Dresden. Nach achtjähriger Bauzeit wurde die Dresdner Semperoper am 13. Februar 1985 wiedereröffnet. Für das Ministerium für Staatssicherheit (MfS) in Dresden entwickelte sich die Absicherung der Großveranstaltung mit hunderten Ehrengäste aus dem In- und Ausland zu einer Mammutaufgabe. Die Aktion „Semperoper“ sollte sowohl den reibungslosen Ablauf als auch die Sicherheit des Festaktes garantieren. DNN-Redakteur Ingolf Pleil schildert bei einem Vortrag am kommenden Mittwoch in der Außenstelle der Stasi-Unterlagenbehörde (BStU) auf der Riesaer Straße das ganze Ausmaß der Operation. Ausgewählte Beispiele aus den Unterlagen des MfS dokumentieren die Tätigkeit der Stasi-Offiziere.
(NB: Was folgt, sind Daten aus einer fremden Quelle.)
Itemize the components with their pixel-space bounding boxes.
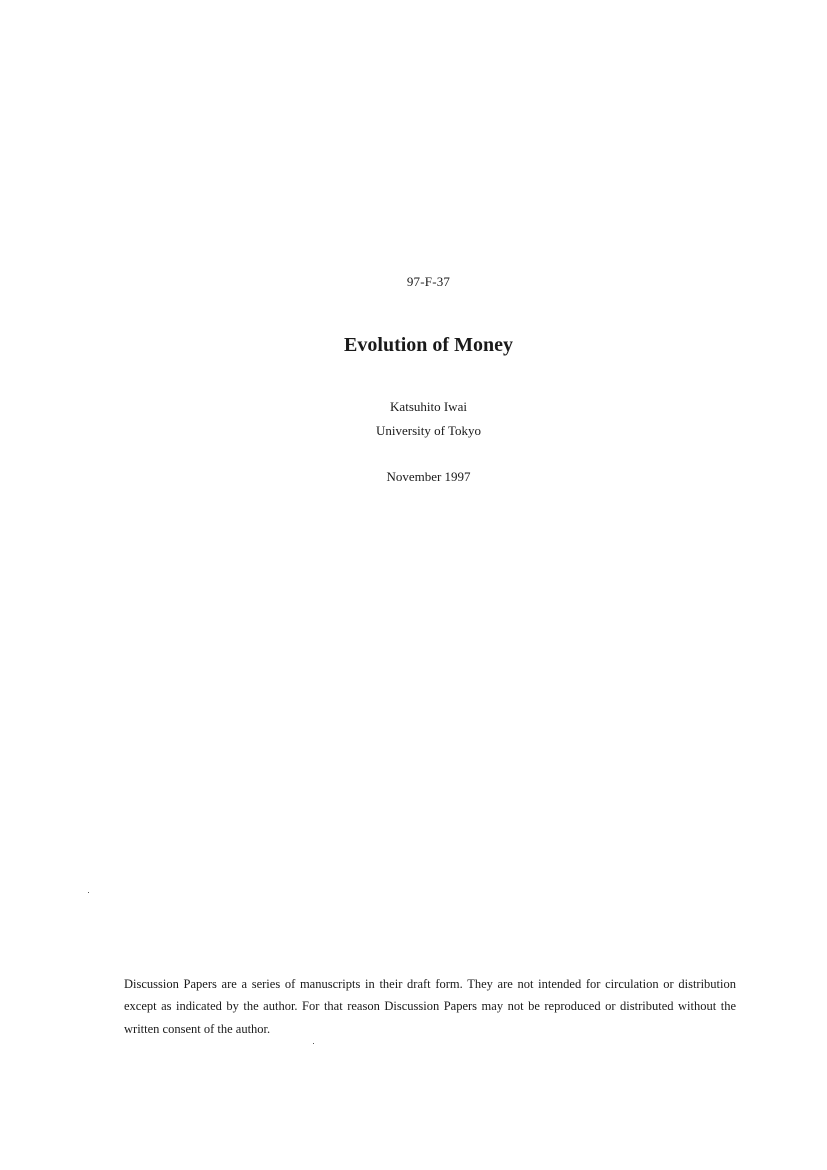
paper-number: 97-F-37 xyxy=(406,274,451,289)
author-name: Katsuhito Iwai xyxy=(390,399,467,414)
scan-speck xyxy=(313,1043,314,1044)
author-affiliation: University of Tokyo xyxy=(375,423,481,438)
paper-title: Evolution of Money xyxy=(344,334,513,356)
disclaimer-text: Discussion Papers are a series of manuscripts in their draft form. They are not intended for circulation or distribution except as indicated by the author. For that reason Discussion Papers may not be reproduced or distributed without the written consent of the author. xyxy=(124,976,736,1036)
scan-speck xyxy=(88,892,89,893)
paper-date: November 1997 xyxy=(386,469,471,484)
Der Geheimdienst beobachtete die West-Journalisten, überwachte die internationalen Gäste und hielt vor allem auch potenzielle „Störer“ unter Kontrolle. Der Vortrag beleuchtet, wie minutiös die Protokollstrecke geplant und im Vorfeld die Oper selbst auf mögliche Sicherheitslücken hin untersucht wurde. Zur Eröffnung kam von Staatschef Erich Honecker bis Stasi-Chef Erich Mielke alles, was in der DDR Rang und Namen hatte, nach Dresden. Das konnten die Zehntausenden Menschen vor der Oper sehen. Wie die Stasi im Hintergrund monatelang gewirbelt hatte, enthüllen erst jetzt die hinterlassenen Akten, mit denen sich der Vortrag befasst.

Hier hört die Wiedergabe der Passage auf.